持つとニチャニチャと音がする。唾も、ママのあそこから出る液体みたいだ。

 

 ママはダウンをこらえて、殴られながら必死に立っている。たまに飛んでいた唾に、血が混じってくる。

腰がガクガクして、もう負けるのは時間の問題だ。

意識が飛ぶっていうのかな?もうギリギリまで追い詰められている。

ぽたっとママの足元に大粒の汗が。と思ったら違う。

ぽたぽたぽたぽた、とどんどん激しくなり、勢いのあるおしっこが履いているトランクスを通じて垂れ流されて

いる。本当ならもう気絶してるはずなんだな。ちょっと危ないと思ったぼくは、係りの人にマウスピースを

渡してもらうように頼んだ。

少し休戦。ママはマウスピースを口に咥えた。これでダメージが減るかな。

 

 

 時間は過ぎ、ママのマウスピースは口から盛り上がり、血まみれだった。

もう両方の目が見えないだろうって位に腫れている。おっぱいには自分の吐き出した液体が口から流れ、

べとっと付着している。そして相手はそんなママの吐き出す液体を返り血みたいに浴びていた。

 

 最後のアッパーは凄かった。勿論相手が打ったアッパー。

ママの体が少し浮いた。

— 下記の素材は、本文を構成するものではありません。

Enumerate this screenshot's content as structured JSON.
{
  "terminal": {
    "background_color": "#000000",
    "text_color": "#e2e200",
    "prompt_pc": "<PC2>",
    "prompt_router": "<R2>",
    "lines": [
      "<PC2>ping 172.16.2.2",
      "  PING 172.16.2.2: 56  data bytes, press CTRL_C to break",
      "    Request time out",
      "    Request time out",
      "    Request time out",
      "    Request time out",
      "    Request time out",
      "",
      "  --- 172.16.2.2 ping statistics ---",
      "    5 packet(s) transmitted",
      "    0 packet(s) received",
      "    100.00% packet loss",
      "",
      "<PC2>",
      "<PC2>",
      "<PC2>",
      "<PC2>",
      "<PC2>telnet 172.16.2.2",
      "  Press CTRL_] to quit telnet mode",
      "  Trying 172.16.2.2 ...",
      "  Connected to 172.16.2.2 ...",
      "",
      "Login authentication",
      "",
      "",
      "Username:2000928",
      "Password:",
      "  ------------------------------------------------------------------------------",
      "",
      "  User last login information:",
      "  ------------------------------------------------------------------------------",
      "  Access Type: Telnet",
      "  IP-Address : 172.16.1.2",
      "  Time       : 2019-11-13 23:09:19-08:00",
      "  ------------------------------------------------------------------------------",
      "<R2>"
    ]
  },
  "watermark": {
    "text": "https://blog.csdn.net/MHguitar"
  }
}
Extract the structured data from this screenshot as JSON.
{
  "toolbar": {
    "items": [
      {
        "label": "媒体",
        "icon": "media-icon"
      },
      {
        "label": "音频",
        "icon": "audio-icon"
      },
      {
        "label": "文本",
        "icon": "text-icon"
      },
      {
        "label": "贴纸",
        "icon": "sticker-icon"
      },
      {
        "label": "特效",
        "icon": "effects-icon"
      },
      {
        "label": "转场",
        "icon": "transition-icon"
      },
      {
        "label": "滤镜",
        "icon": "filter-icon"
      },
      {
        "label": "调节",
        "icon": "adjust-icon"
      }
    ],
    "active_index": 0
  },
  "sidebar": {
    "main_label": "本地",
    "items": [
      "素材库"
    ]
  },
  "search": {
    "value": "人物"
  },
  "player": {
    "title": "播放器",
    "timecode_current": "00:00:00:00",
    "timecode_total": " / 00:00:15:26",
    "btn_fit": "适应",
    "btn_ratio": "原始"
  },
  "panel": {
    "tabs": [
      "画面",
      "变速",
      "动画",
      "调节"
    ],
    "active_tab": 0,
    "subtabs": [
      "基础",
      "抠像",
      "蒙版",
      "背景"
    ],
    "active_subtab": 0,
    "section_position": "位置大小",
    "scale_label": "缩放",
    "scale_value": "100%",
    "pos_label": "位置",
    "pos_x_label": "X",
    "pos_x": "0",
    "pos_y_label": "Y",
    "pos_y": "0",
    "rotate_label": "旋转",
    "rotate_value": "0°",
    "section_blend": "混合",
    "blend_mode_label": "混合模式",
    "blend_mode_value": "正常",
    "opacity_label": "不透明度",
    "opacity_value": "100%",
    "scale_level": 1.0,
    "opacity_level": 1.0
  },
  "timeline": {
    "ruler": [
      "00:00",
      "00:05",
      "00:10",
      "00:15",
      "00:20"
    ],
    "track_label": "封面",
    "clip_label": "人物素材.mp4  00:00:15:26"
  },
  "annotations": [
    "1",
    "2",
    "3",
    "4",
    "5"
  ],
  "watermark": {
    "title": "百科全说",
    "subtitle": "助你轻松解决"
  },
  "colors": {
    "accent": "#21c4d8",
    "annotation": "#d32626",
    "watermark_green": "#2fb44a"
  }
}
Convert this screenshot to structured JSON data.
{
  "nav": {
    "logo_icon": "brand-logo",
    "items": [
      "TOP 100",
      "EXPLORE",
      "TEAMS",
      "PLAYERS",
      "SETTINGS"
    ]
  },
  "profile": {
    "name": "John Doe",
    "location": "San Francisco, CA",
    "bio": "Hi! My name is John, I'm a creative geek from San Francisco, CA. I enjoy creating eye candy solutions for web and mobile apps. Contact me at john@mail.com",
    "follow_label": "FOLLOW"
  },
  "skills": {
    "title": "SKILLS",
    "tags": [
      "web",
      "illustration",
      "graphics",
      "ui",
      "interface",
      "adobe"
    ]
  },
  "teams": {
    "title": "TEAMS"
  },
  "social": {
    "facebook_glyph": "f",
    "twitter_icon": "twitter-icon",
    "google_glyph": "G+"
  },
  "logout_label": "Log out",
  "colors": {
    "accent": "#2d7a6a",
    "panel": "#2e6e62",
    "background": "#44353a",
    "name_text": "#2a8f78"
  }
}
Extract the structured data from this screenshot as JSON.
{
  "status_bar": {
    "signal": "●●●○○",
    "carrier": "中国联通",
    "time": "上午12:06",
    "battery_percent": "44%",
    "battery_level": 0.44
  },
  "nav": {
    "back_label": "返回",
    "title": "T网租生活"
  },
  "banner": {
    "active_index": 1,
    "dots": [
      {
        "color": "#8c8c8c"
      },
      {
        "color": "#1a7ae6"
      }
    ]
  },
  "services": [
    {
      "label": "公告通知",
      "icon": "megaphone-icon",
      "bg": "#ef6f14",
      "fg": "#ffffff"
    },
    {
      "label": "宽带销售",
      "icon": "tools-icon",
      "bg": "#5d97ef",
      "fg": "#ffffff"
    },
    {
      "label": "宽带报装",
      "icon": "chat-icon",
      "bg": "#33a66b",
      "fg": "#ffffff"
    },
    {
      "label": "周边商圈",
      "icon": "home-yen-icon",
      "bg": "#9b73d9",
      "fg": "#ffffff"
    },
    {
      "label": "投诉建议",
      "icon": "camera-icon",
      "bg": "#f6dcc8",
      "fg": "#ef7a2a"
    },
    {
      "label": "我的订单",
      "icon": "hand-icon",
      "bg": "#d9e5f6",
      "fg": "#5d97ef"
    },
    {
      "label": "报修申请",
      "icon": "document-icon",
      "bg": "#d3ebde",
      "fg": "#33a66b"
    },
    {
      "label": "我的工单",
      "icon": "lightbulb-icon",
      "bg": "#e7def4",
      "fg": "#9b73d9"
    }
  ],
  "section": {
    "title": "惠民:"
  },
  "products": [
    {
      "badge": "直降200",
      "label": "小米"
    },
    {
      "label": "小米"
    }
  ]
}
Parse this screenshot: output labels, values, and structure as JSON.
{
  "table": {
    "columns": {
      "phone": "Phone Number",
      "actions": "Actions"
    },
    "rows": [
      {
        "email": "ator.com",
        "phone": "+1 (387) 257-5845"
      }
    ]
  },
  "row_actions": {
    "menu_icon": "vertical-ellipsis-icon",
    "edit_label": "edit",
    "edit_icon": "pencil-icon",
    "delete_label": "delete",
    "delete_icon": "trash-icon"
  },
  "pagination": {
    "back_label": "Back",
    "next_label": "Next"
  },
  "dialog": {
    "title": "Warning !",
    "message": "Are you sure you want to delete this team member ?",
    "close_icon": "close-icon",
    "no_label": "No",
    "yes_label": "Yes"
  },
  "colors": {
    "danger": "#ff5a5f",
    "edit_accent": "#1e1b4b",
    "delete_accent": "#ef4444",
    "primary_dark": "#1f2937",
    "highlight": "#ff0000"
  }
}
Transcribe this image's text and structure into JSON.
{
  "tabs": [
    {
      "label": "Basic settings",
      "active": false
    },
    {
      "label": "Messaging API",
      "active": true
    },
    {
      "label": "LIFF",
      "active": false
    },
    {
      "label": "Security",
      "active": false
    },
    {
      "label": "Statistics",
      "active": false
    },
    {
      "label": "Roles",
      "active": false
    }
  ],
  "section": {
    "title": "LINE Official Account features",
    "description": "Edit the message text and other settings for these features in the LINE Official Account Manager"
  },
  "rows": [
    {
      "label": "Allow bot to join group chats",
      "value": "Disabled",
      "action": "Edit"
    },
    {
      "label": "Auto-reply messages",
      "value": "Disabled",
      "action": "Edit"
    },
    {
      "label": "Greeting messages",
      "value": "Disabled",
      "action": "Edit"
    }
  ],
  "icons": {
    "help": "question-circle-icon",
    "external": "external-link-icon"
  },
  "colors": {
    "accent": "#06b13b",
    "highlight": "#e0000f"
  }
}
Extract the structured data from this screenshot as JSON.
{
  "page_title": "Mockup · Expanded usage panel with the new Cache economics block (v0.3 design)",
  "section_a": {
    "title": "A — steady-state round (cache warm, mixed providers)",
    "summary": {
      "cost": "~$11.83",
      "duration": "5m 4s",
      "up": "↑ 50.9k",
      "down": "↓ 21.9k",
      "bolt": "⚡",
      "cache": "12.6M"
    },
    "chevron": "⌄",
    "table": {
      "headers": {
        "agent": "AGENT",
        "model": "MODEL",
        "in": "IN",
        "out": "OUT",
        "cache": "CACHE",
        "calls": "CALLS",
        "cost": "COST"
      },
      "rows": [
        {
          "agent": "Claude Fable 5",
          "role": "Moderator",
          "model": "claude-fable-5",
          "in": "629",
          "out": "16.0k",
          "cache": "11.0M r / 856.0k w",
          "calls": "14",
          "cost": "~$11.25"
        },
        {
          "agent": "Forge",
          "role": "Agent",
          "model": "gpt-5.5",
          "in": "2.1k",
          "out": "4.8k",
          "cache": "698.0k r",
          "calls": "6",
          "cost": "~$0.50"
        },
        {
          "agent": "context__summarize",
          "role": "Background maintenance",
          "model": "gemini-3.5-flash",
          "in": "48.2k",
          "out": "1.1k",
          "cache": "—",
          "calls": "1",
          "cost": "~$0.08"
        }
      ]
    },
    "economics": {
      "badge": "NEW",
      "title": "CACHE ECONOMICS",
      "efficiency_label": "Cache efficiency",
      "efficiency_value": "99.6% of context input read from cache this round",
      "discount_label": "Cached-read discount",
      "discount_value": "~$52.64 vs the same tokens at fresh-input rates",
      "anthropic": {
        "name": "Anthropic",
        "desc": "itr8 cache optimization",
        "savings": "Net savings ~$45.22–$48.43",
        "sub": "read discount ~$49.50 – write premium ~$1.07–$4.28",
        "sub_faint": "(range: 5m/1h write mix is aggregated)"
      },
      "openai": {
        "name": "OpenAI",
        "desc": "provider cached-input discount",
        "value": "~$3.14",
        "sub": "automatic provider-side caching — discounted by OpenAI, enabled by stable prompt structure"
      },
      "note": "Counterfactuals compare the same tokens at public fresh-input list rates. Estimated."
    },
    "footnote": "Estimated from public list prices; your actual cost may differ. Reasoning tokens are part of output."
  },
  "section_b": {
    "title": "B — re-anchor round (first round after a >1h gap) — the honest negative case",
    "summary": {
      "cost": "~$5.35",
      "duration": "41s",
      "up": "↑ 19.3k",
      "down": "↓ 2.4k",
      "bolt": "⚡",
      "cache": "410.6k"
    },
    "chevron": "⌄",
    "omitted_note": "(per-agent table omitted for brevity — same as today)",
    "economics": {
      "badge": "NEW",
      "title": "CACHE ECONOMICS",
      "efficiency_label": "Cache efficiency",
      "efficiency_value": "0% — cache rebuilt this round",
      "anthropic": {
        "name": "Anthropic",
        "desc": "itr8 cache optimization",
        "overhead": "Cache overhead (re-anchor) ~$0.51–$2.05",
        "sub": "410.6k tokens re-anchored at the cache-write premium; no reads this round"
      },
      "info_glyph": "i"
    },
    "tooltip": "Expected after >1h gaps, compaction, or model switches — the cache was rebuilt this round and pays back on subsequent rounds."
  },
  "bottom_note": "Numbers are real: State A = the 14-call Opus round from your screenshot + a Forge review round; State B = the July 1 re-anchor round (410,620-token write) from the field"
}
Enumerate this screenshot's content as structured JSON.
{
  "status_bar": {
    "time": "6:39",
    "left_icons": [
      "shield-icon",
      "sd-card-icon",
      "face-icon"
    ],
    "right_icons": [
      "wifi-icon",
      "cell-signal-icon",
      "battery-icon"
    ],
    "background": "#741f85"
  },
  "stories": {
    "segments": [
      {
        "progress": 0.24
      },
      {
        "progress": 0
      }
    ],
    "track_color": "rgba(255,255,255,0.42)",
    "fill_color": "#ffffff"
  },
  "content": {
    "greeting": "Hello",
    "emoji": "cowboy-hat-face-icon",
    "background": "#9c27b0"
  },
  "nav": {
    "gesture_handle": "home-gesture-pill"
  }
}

血みどろのマウスピースが口から吹き飛んで高く高く舞い上がる。

そしてスプリンクラーみたいに、水じゃない、血と唾を回転させながら撒き散らす。

 

 マットに叩きつけられたママは、大きく痙攣みたいに、あおむけの状態で腰を上下させている。

確か、えっちな事をしてて、最後には今みたいに体をくねらす。だから気持ち良いのかもしれない。

さんざん皆の注目を浴びたマウスピースがやっと落ちてくる。

べしゃっ!と音がしてマウスピースがマットの上で歪み、粘液が射精みたいな勢いで飛び散った。

 

 

 結局、案の定っていうのかな?ママは負けた。青い髪の女の人は、当然といわんばかりの顔をして

両手をあげて勝ちをアピールしている。そしてその近くには集団リンチにあったみたいな、ひどい痣を

体中に付けたママが横たわっている。

 

 リングにお客さんより近いからわかるんだけど、マットの上はむせ返るようなママの匂いでいっぱいだった。

DVD化されたら、またせがんでみようと思う。